As all of you who read these reviews know, I am a serious geek for gadgets. If it's small and does something cool, it will make me salivate like one of Pavlov's dogs hearing a bell ring. Still, as much as I love them all, I have to admit that a good half of the devices I've reviewed are nothing more than high-priced paperweights when deprived of a power outlet. To solve this problem, I've examined a number of options such as the Brunton solaris and Solo.
Solar power is fine if you have all day to charge a device and have a good clear day with high-quality sunlight. Battery packs are also okay except that they still inevitably run out of juice, therefore not really providing a long term solution. A device I recently learned of, however, might be the solution to this vexing problem; it’s called the YoGen mobile charger.
The YoGen is basically a small generator in a plastic case that is spun by a ripcord and flywheel. When the string is repeatedly pulled, the internal components spin and spit electricity out the mini-USB socket on the other side. This can be used to charge small electronics such as cell phones, mp3 players, GPS locators, etc. The power is utterly dependable because its ability to renew itself is solely generated by muscle power. According to the specifications, when being used, the device puts out power equivalent to a wall socket for charging purposes. It's going to be released at the Consumer Electronics Show in Las Vegas in one week and I was fortunate enough to get a review unit to examine.
This device is intended for use as an emergency supplement, not as a replacement for a wall charger. No more than 10-15 minutes of continuous use is recommended. Needless to say, testing here will exceed the recommended use.

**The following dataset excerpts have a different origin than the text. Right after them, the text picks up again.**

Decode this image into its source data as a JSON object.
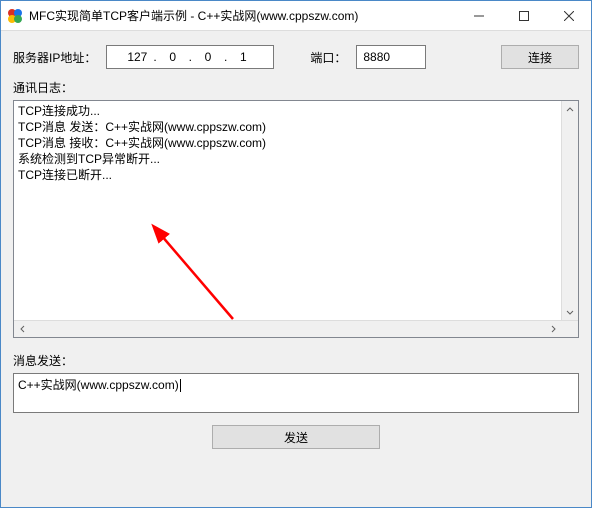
{
  "window": {
    "title": "MFC实现简单TCP客户端示例 - C++实战网(www.cppszw.com)"
  },
  "server": {
    "ip_label": "服务器IP地址：",
    "ip_octets": [
      "127",
      "0",
      "0",
      "1"
    ],
    "port_label": "端口：",
    "port_value": "8880",
    "connect_label": "连接"
  },
  "log": {
    "label": "通讯日志：",
    "lines": [
      "TCP连接成功...",
      "TCP消息 发送：C++实战网(www.cppszw.com)",
      "TCP消息 接收：C++实战网(www.cppszw.com)",
      "系统检测到TCP异常断开...",
      "TCP连接已断开..."
    ]
  },
  "message": {
    "label": "消息发送：",
    "input_value": "C++实战网(www.cppszw.com)",
    "send_label": "发送"
  }
}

The device itself is basically a molded plastic box measuring 2.1"x3.5"x0.9" and weighing just under 3.5 oz. Currently, (despite the picture below), it comes in clear plastic and flat black. Personally, I like the clear plastic so I can see the apparatus spin when I pull the string. The YoGen feels solid in construction, but rattles a bit when it’s shaken, though this is likely due to the moving parts inside it. It’s about the same size and weight as a cell phone. The plastic bit that is used to pull the cord fits snugly into one end of the device, held in place by the tension of the ripcord.
The YoGen is packaged with a small cable that plugs into itself by a mini-USB socket. The other end of the cord is packaged with two options. The first has a mini-USB tip and a tip for Apple iPods and iPhones. The second (which I received) has tips for phones by LG, Nokia, and Sony-Eriksson. This setup is one of my few criticisms of the device; I believe it should have sported a standard USB socket rather than a mini-USB socket, so users wouldn’t have to fiddle with different tips. I spoke with a company representative who let me know that including a standard USB was an option they heavily considered and may soon be available as an option.